Der Fremden Zutritt war gehemmt zu allen Seiten,
Unmöglich war die Hilf auf das Geschrey der Leuten.
Der Vater nahm das Kind, die Mutter nahm das Bett,
Und wagten sich ans Land auf Bäumen oder Brett.
18.
Der Wassers Raserey riß Stein und Felsen nieder,
Nahm Grund und Boden mit, und bringet sie nicht wieder.
Die Erde sperrte auf voll Wasser ihren Schlunde,
Es schien das Weltgebäu geh ganz und gar zu Grunde.
19.
Durch Jonas liesse Gott dem Ninive verkünden,
Daß es soll stehen ab vom Greuel seiner Sünden ;
Das Ninive stund ab von dem besagten Greul,
Mithin wird ihm von Gott Verzeihung auch zu theil.
20.
Gomor und Sodoma verlachten ihre Lehrer,
Und stürzten sich in Wust der Laster mehr und mehrer,
So hat sie auch gestürzt der grimmenvolle Gott,
Durch Schwefelfeuerswuth auf ewig in den Tod.
21.
Dermal ist keine Zeit, und wird nicht mehr gerathen,
Das Wachtlen regnen wird von Sonnenglanz gebrathen.

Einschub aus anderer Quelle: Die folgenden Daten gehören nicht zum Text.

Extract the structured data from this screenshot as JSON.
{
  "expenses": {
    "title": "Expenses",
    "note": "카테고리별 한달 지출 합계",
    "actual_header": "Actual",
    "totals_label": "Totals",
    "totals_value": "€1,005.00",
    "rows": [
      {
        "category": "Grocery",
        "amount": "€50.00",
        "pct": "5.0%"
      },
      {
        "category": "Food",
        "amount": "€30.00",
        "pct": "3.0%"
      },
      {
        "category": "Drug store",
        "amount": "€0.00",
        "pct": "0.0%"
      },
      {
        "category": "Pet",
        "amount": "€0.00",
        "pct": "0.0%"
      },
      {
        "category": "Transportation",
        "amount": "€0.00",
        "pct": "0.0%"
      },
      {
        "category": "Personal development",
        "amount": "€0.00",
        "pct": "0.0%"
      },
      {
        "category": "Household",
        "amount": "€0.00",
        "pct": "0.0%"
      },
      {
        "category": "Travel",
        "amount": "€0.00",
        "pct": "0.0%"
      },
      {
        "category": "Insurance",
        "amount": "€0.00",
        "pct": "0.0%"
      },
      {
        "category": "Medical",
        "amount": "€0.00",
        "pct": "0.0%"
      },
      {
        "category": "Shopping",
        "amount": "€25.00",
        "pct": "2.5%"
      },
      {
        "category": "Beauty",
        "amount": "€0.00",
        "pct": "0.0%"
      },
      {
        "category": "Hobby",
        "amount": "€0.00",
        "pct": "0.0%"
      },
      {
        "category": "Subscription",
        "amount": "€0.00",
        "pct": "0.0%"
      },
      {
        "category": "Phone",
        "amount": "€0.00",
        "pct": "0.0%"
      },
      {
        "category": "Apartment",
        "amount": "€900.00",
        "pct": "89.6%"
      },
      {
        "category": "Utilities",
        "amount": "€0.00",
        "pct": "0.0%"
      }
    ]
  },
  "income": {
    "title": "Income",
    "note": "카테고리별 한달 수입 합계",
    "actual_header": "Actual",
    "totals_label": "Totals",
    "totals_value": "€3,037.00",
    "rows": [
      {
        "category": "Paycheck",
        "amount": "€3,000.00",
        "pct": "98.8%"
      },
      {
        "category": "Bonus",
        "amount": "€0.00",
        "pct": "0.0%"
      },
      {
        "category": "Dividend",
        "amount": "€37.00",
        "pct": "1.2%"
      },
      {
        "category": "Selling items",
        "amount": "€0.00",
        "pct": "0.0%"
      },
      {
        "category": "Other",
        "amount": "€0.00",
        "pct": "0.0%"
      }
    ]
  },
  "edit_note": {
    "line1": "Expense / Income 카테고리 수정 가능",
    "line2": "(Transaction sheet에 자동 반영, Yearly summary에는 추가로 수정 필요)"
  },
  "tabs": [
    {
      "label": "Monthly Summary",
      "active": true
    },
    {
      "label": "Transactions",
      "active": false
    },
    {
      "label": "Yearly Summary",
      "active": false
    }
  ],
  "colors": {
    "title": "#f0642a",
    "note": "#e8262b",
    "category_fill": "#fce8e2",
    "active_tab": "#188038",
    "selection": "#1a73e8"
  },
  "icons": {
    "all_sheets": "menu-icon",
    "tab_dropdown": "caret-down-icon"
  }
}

Ein süßes Manna doch des Himmelsgüte thauet,
Auf jenen, welcher vest auf Gottesgrunde bauet.
22.
Itzt fallen Hagelstein und Donnerkeil auf Erden,
Verwüsten Stadt und Land, verschlagen Frücht und Heerden !
Wo quillet dieses her ? – pur einig von der Sünde,
Und dennoch bleibet man verboßt, verstockt, und blinde.
23.
O ! manche Unschuld muß auch mit dem Böswicht leiden,
Die Wuth des Wassers macht gar selten ein Entscheiden.
Ein jeder Ort erwög dergleichen Straf und Noth,
Wein, wie ein Ninive, und förcht den gerechten Gott.